Resistance inflames the rallying cry of revolution, and Alexander Hamilton was often the rousing voice above the crowd. Hamilton’s genius and seditious rhetoric is newly extolled due to the hit musical Hamilton. With hip-hop raps on the American Revolution blaring from earphones, two TU professors took notice and created a unique learning opportunity.
In Spring of 2018, Alicia Odewale assistant professor of anthropology and Kristen Oertel, professor of history are offering an interdisciplinary class, “The Roots of Hamilton: “Relics of Resistance in the Black Atlantic World.” Because Hamilton lived in St. Croix as a boy before migrating to America for a formal education, “Hamilton naturally came up because this one man can encapsulate the Caribbean and American world together during the time of revolution,” Odewale said.
Not only will students study archaeological and historical texts in the classroom, but also they will travel to St. Croix to visit the Hamilton’s boyhood home and see different sites of enslavement and freedom in the Caribbean. The class starts with a brief biography of Alexander Hamilton, but the professors will add the context of daily enslaved life in the Caribbean and the United States. “We will compare and contrast the different ways in which slaves and masters interacted and the ways slaves resisted their masters’ desire to control them,” Oertel said.
While working on her dissertation, Odewale excavated a site of enslavement in St. Croix from the time of Danish control. Instead of a southern plantation, this group of enslaved men and women were forced to live in an urban setting. TU students will tour the site as the professors explain the background and artifacts. “Placing students in that kind of environment where they wouldn’t normally think of enslavement but to feel and touch and look at the objects that were recovered from the ground, that’s something that students don’t normally get to see,” Odewale explained. Just as the settings for slavery were diverse, so was resistance. There were “many different forms of resistance, not just mass rebellion but more everyday activities like poisoning, setting fire to fields, breaking machinery, running away and establishing whole settlements called Maroon communities,” Odewale explained. There was no typical slave experience.

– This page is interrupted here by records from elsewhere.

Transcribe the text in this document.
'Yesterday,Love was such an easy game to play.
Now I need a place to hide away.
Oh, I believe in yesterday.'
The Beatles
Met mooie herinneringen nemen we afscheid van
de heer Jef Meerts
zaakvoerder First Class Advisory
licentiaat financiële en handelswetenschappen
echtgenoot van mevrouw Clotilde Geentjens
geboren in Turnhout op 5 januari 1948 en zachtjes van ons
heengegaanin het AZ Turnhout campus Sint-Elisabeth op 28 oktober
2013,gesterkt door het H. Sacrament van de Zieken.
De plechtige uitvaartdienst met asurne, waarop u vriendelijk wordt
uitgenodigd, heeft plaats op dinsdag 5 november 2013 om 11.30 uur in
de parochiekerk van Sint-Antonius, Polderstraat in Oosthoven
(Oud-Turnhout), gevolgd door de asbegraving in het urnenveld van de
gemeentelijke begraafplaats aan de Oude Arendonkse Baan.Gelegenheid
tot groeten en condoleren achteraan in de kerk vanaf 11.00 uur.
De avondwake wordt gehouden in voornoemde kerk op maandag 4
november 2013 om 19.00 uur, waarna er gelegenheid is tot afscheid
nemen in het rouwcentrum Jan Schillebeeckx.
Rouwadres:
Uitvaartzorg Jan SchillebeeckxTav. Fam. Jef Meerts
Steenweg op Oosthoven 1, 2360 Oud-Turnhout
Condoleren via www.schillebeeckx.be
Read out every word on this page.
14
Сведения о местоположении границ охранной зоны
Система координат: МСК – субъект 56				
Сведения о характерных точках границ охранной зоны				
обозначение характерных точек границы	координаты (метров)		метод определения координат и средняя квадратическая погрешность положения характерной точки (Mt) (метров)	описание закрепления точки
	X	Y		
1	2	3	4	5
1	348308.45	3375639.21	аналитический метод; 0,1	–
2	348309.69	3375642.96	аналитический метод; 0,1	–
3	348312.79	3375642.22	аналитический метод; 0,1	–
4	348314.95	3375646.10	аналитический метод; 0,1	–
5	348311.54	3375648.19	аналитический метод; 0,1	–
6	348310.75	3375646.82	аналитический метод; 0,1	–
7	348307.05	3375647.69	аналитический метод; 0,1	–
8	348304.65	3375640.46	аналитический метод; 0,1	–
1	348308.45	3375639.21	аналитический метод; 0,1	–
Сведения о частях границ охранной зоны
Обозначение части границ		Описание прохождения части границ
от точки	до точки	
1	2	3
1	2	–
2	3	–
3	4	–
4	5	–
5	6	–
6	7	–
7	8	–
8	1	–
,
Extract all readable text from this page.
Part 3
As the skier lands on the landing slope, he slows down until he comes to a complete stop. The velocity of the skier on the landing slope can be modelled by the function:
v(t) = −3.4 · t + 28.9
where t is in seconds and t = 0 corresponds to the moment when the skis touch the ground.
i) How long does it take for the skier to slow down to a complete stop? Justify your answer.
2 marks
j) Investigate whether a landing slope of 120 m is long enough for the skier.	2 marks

As students travel beyond the pages of a book, they can run their hands over the tools from their past. It is significant for students to know “how a physical object can connect to someone’s life, behavior, understanding and culture,” Odewale said. This course is especially significant since this year marks the centennial of transfer day, which is when the United States purchased the Danish West Indies, which changed their name to the United States Virgin Islands. Odewale hopes to stress the students’ connection to the Caribbean territories, particularly in relation to citizenship rights.
The intersection between Hamilton’s life and revolutionary events continue due to his formal education in New York at King’s College. By reading Gateway to Freedom by Eric Foner, the class will research the development of the Underground Railroad in New York City. Frequently, students are surprised that before the American Revolution, slavery was thriving in all thirteen colonies, and the last slave was freed in the state of New York in 1827. “Slavery was reinforced by the white power structure in New York City,” Oertel said. The students will “look at the effects of that institution which shaped political, social and cultural life for African Americans.”
By merging history and archaeology, the class is a bit revolutionary itself. “It’s historic to have two female professors team teaching in two different disciplines and working together seamlessly on this idea of resistance,” Odewale said.
Examining the historical roots of racism provides a deeper understanding of today’s racial tension. “We’re still dealing with questions of who deserves full citizenship and who is considered a human being with political rights and social rights,” Oertel said. Americans grapple with the same questions that kept Hamilton’s quill aflutter.